Ao se tomar um tempo suficiente memorizar mentalmente uma informação mental, só
então foi executado fisicamente ao instrumento o determinado trecho sem as dificuldades que
estavam sendo identificadas antes: A imagética auditiva contribuiu, através da escuta interna
das vozes de forma separada ou em diversas combinações, alternada com a escuta interna de
trechos completos, para a compreensão da continuidade das vozes e contrapontos, precisão
rítmica, variações de andamento, identificação temática e fluência do discurso musical.
Quando uma ideia mental estava de certa forma compreendida partiuse para a execução
física, de modo que, em muitos momentos obtive resultados sonoros interessantes que
contribuiram positivamente ao substrato desta imagética musical, eles construída
concomitante à análise do texto musical , das séries dodecafônicas e a análise estrutural
proporcionando então, substância e fundamento interpretativo e epistemológico para a
coerência entre o texto musical e sua interpretação.
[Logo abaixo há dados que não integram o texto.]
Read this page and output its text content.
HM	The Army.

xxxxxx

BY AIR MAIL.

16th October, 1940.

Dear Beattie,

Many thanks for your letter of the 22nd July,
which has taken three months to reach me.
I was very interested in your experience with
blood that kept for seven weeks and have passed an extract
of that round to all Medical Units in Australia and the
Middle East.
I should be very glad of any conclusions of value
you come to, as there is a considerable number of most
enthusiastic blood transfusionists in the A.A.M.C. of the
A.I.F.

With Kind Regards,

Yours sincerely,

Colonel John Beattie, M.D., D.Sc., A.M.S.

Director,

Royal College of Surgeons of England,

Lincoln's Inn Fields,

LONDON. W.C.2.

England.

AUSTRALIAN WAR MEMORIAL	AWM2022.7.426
Através da imagética motora foi possível diminuir o número de repetições físicas para
aprendizado e ganhos de precisão e velocidade. Na primeira vez o intérprete procurou
visualizar as teclas referentes às notas escritas imaginando a posição das mãos e definindo os
dedilhados mentalmente. Esse processo mental de identificação do dedilhado através da
imaginação motora foi feito em um andamento inferior ao tempo original da obra, imbuído de
sensação sinestésica concomitantemente com a imagem auditiva relacionada ao trecho
trabalhado. Para o intérprete, podese concluir que a imagem sonora guiou a imagem motora,
visto que o resultado principal é a final. Ao testar fisicamente, alguns dedilhados tiveram que
ser alterados para assim, atingir a sonoridade desejada. Ao verificar empriricamente que o
dedilhado de um trecho era coeso e não criava dificuldades técnicas, foi utilizado o processo
de imagética motora para tornar o processo de apreensão da obra mais rápido, que já havia se
mostrado mais profícuo do que somente o estudo físico isolado. Todo este processo de
imagética motora foi feito com a simulação mental em primeira pessoa
As sessões foram imaginadas com as vozes separadas para a memorização e
manipulação destas informações sonoras para se definir uma expressividade coerente com a
idiomática da obra.
A imagética musical do intérprete deu contribuições únicas a interpretação da obra. O
intérprete pode “descobrir” novas possibilidades sonoras e expressivas escutando e
manipulando internamente as ideias musicais, baseado nas suas experiências anteriores, ou até
através de insights próprios. O intérprete escolheu construir uma sonoridade idiossincrática
correspondente e inerente a cada seção identificada e previamente analisada para evidenciar
um contraste interpretativo nas diferentes técnicas e estilos composicionais de Claudio
Santoro.
CONSIDERAÇÕES FINAIS
A utilização dos processos de imagética musical para a execução do primeiro
movimento da Sonata 1942 mostrouse relevante. As ferramentas que auxiliaram este
processo foram a estruturação formal apresentada em seções, juntamente com o conhecimento
estético da obra. A imagética motora facilitou a apreensão de dedilhados e movimentos,
juntamente com a acurácia e ganhos em velocidade. A imagética auditiva constituiu na
utilização da série e suas possibilidades de apresentação (original, inversão do original,
retrogradação e inversão da retrogradação) onde as vozes foram imaginadas de forma
separada e juntas, Depois que os trechos estudados foram bem definidos e internalizados
através da imagética musical, o processo de execução física foi muito mais natural profícuo,
otimizando o tempo de aprendizagem de uma obra tão particular e complexa, onde a
experimentação física contribuiu para testar o que estava sendo imaginado e propiciando
novas possibilidades que foram integralizadas a imagem mental da obra, caracterizando um
ciclo contínuo de alternância entre o estudo físico e o mental.